How I Switched to a Mechanical Keyboard

For the past 10+ years I’ve been using MacBooks. When connected to an external display, I would use an external Magic Keyboard from Apple. I never really had any issues with the mac keyboards until I bought a MacBook with a butterfly keyboard in 2019. The keyboard on that MacBook is just terrible. Luckily I mostly use it with an external keyboard.

A couple of months ago some of my work colleagues were talking about mechanical keyboards and I kept thinking about it until I decided that maybe I should get one myself.

There are lots of different keyboards layouts available and it seemed to me that most popular mechanical keyboards are rather small, i.e. no numpad, no function keys, no arrow keys, and sometimes even no numbers row. Since I was used to the MacBook keyboard layout, I wanted something similar and quickly settled on the TKL (ten-key-less) layout. That is a standard layout, but without the numpad.

I also discovered, that there are lots of different types of key switches, one can choose for a keyboard. It was also clear to me, that I wouldn’t be able to find perfect key switches at the very beginning, therefore ideally I should be able to easily swap switches. Luckily there are hotswappable keyboards, which allow to replace switches without any soldering.

So I started looking for a hotswappable TKL keyboard. The first keyboard that I could find was the Keychron K8. It has the right layout, the right switches, supports bluetooth connectivity, works with a Mac, and even has nice fancy RGB LEDs. But I kept looking…

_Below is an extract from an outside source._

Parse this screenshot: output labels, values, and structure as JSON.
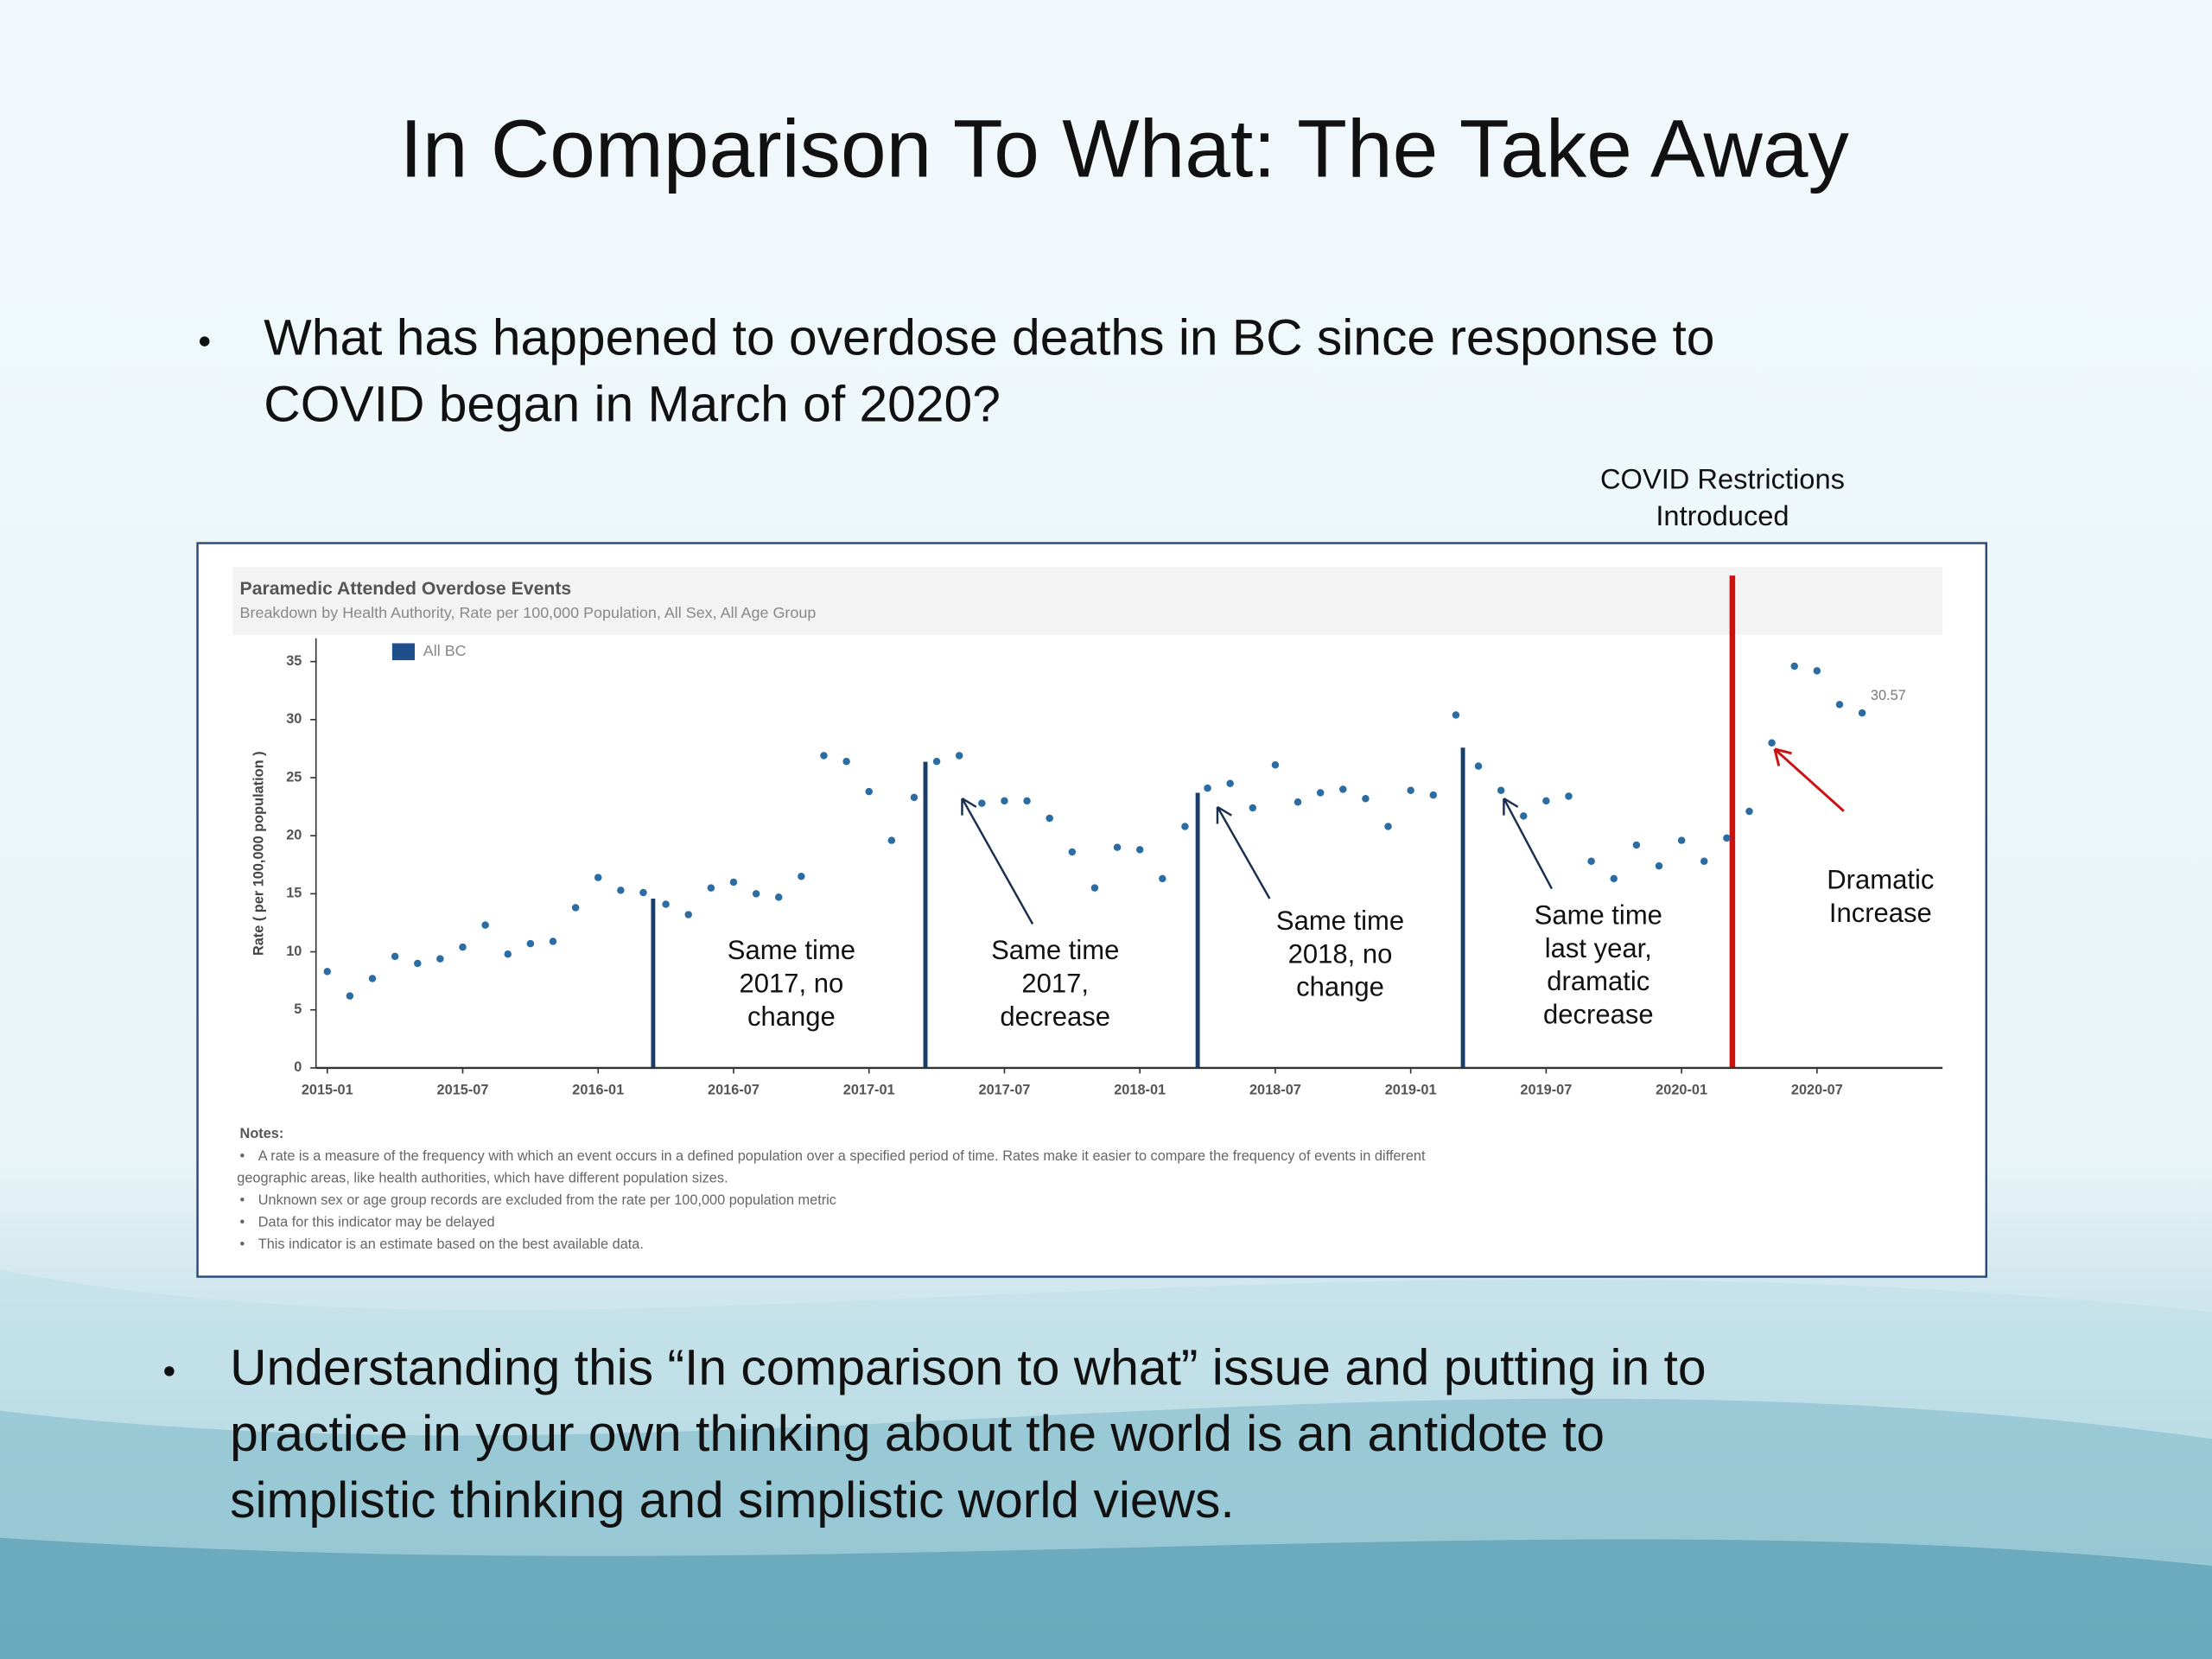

Some other keyboards that I found had have were mentioning QMK support as a feature. It turns out, that you can customize the behavior of the keyboard by modifying its firmware. From then on I knew that whatever keyboard I choose, it has to be programmable.

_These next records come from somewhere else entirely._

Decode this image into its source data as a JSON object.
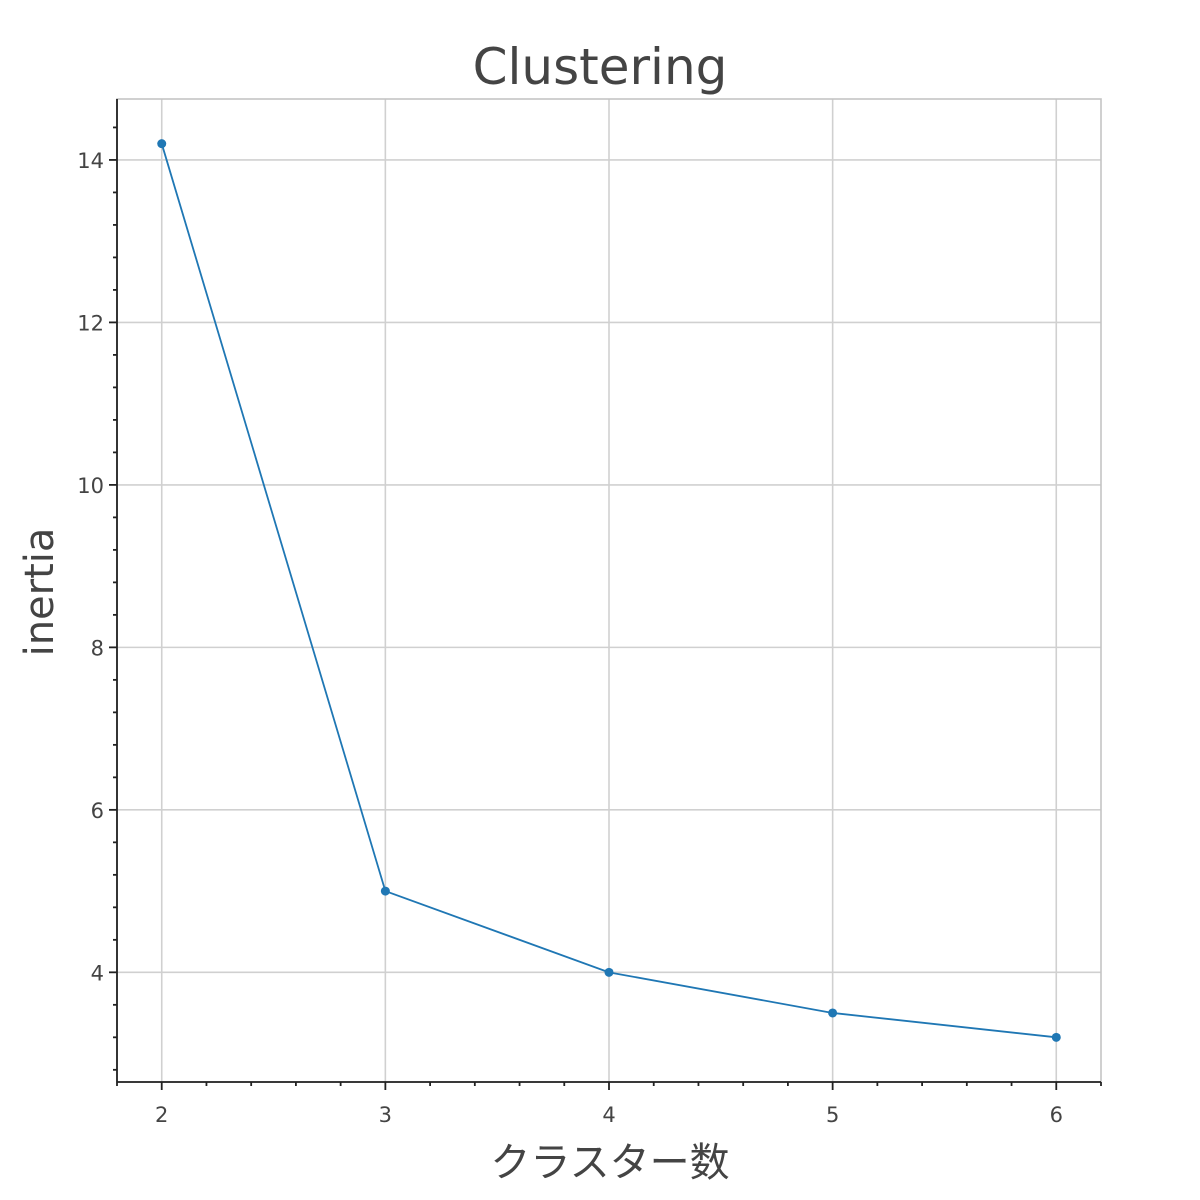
{
  "chart_data": {
    "type": "line",
    "title": "Clustering",
    "xlabel": "クラスター数",
    "ylabel": "inertia",
    "x": [
      2,
      3,
      4,
      5,
      6
    ],
    "series": [
      {
        "values": [
          14.2,
          5.0,
          4.0,
          3.5,
          3.2
        ],
        "color": "#1f77b4",
        "marker": "circle"
      }
    ],
    "xlim": [
      1.8,
      6.2
    ],
    "ylim": [
      2.65,
      14.75
    ],
    "xticks": [
      2,
      3,
      4,
      5,
      6
    ],
    "yticks": [
      4,
      6,
      8,
      10,
      12,
      14
    ],
    "grid": true,
    "legend": "none"
  }
}
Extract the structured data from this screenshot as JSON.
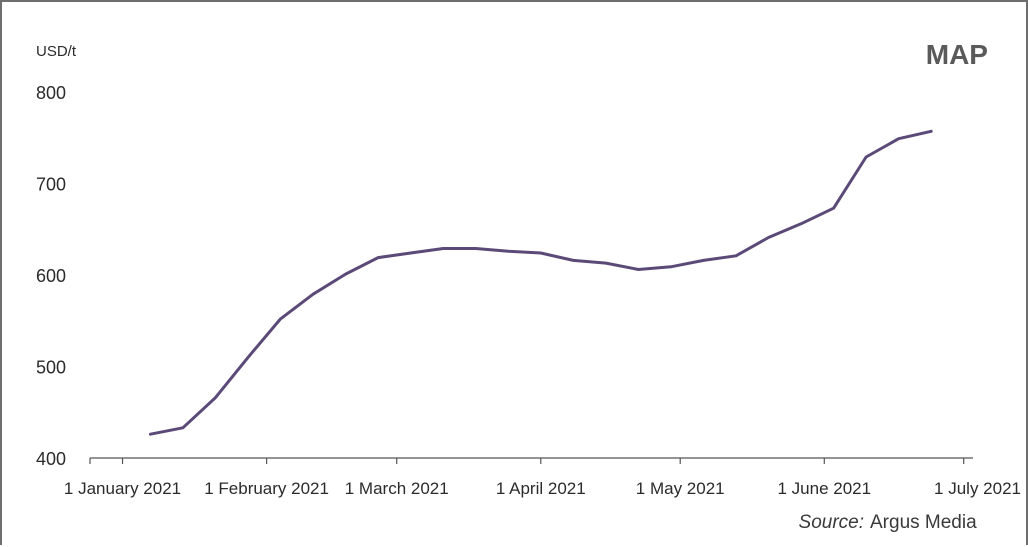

So, how do I find a hotswap TKL keyboard with QMK support? QMK has a configurator website, where you can select any supported keyboard and see its layout. Clicking throught the seemingly endless list of keyboards was very boring, so I wrote some code:

#!/bin/bash
for FILE in ./public/keymaps/**/*.json; do
	LEN=$(cat $FILE | jq '.layers[0] | length')
	if [[ $LEN == 87 ]]; then
		KEYBOARD=$(cat $FILE | jq -r .keyboard)
		LAYOUT=$(cat $FILE | jq -r .layout)
		echo "KEYBOARD https://config.qmk.fm/#/$KEYBOARD/$LAYOUT"
	fi
done

I ran this script inside the QMK configurator codebase and the result was just ca. 20 links to specific keyboards that have 87 keys (very likely a TKL layout). That looked much more manageable. Each configuration page contains information about the given keyboard, including who maintains it, what hardware it supports, and where to get it. Some of the keyboards where part of previous Group Buys, so not really useful if I wanted to buy a keyboard now. Some others only had links to Github, which is great, but I also didn’t want to build my own keyboard (yet). And then I found the massdrop/ctrl keyboard, which had a link to a shop. Bingo! I ordered it together with Gateron Brown switches and the standard keycap set, so that I can start typing with it straight away.

It has been now a week, since I received the keyboard and I’m very happy. I started learning all the features QMK has to offer and will be slowly adapting my keymap. And I will also probably try building my own keyboard (or rather a macro pad) just to explore all the possibilities of QMK.